Meet the softer, gentler side of New Jersey Gov. Chris Christie.
Just weeks after New Jersey lawmakers passed a bill that would establish a program offering medical treatment instead of jail time for nonviolent drug offenders, Christie, a possible vice presidential contender, praised the measure during a speech in Washington, D.C.
"If you're pro-life, as I am, you can't be pro-life just in the womb. Every life is precious and every one of God's creatures can be redeemed," Christie said during a wide-ranging Monday morning address at the Brookings Institution, a public policy research organization. "But they won't be if we ignore them. ... I believe that the results will show, after this is fully implemented, will be startling because people can be treated and miracles happen every day at these facilities. Lives are restored."
In a move that sets Christie apart from the many Republicans who take a hard line on drug enforcement, Christie predicted that the recently passed measure, which mandates drug rehabilitation treatment for first-time nonviolent offenders, would be a success.

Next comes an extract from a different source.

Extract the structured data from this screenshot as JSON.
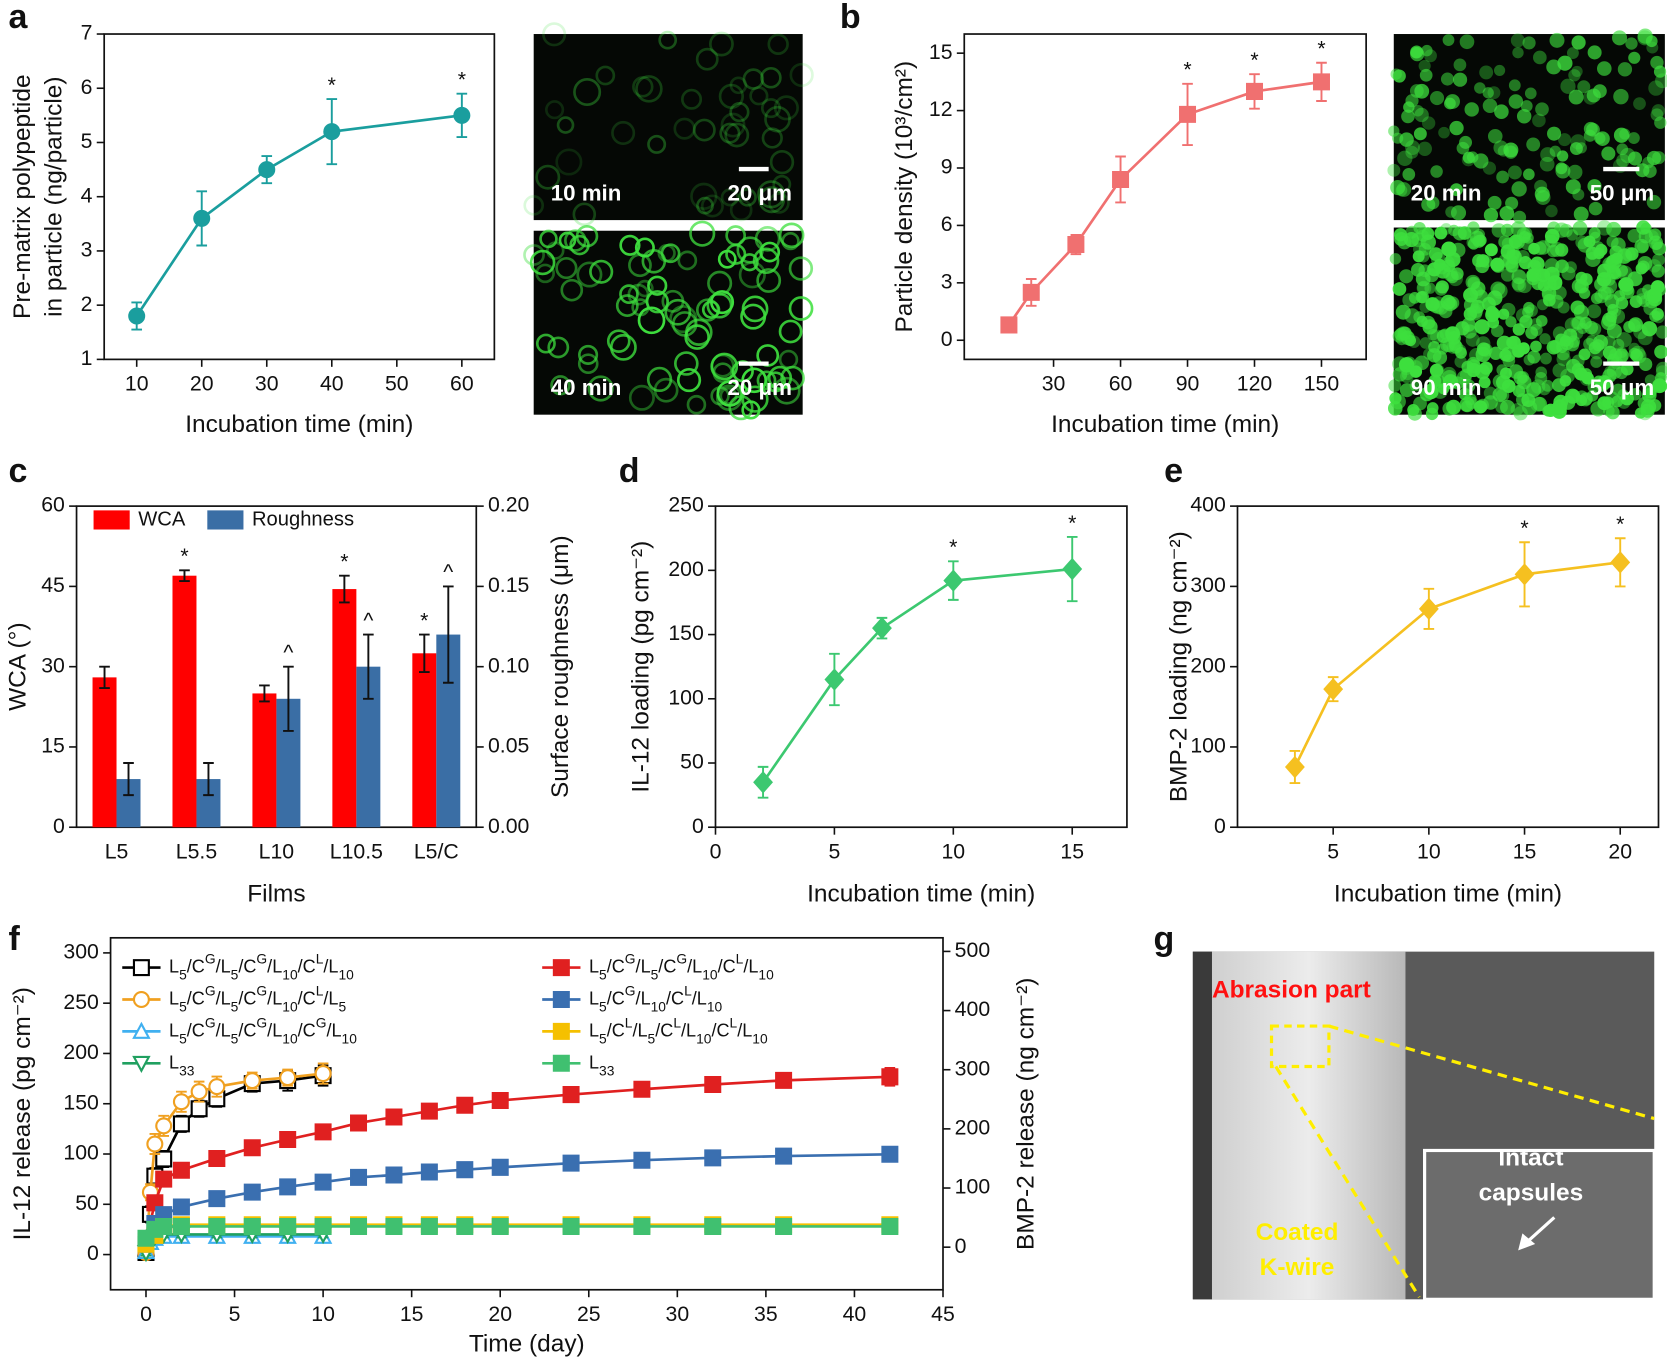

He added that drug abuse should be considered an issue of "disease" in the eyes of the law, and not a criminal one.
"The real reason to do it is to understand that addiction is a disease and that we need to give people a chance to overcome that disease and restore dignity and meaning to their lives," he said. "That's not a Republican or Democratic issue. It's a bipartisan issue that we accomplished this year."
During his speech, Christie also spoke about his efforts to balance New Jersey's budget and overhaul the state's public employee benefits system, but it is relatively rare for a Republican governor to discuss drug reform efforts during a trip to Washington.
While the move does not put him squarely at odds with presumptive Republican presidential nominee Mitt Romney, the former Massachusetts governor does not speak often about the issue. (A spokeswoman from Romney's presidential campaign did not immediately respond to a request for comment about Christie's initiative to offer treatment to drug users.) Christie and Romney have both opposed decriminalizing marijuana, an action 17 states and the District of Columbia have already taken despite federal laws restricting possession and distribution. Christie has vowed to veto legislation that moves to decriminalize or legalize the drug, and Romney has also said repeatedly he does not support loosening federal marijuana laws.
"I think marijuana should not be legal in this country. I believe it's gateway drug to other drug violations," Romney said during a May interview with a CBS affiliate in Denver, Colo. "The use of illegal drugs in this country is leading to terrible consequences in places like Mexico and actually in this country. I oppose legalization of marijuana, I oppose legalization of other kinds of drugs."
"Those are state issues," Romney, who appeared uncomfortable discussing the topic, said after the interview.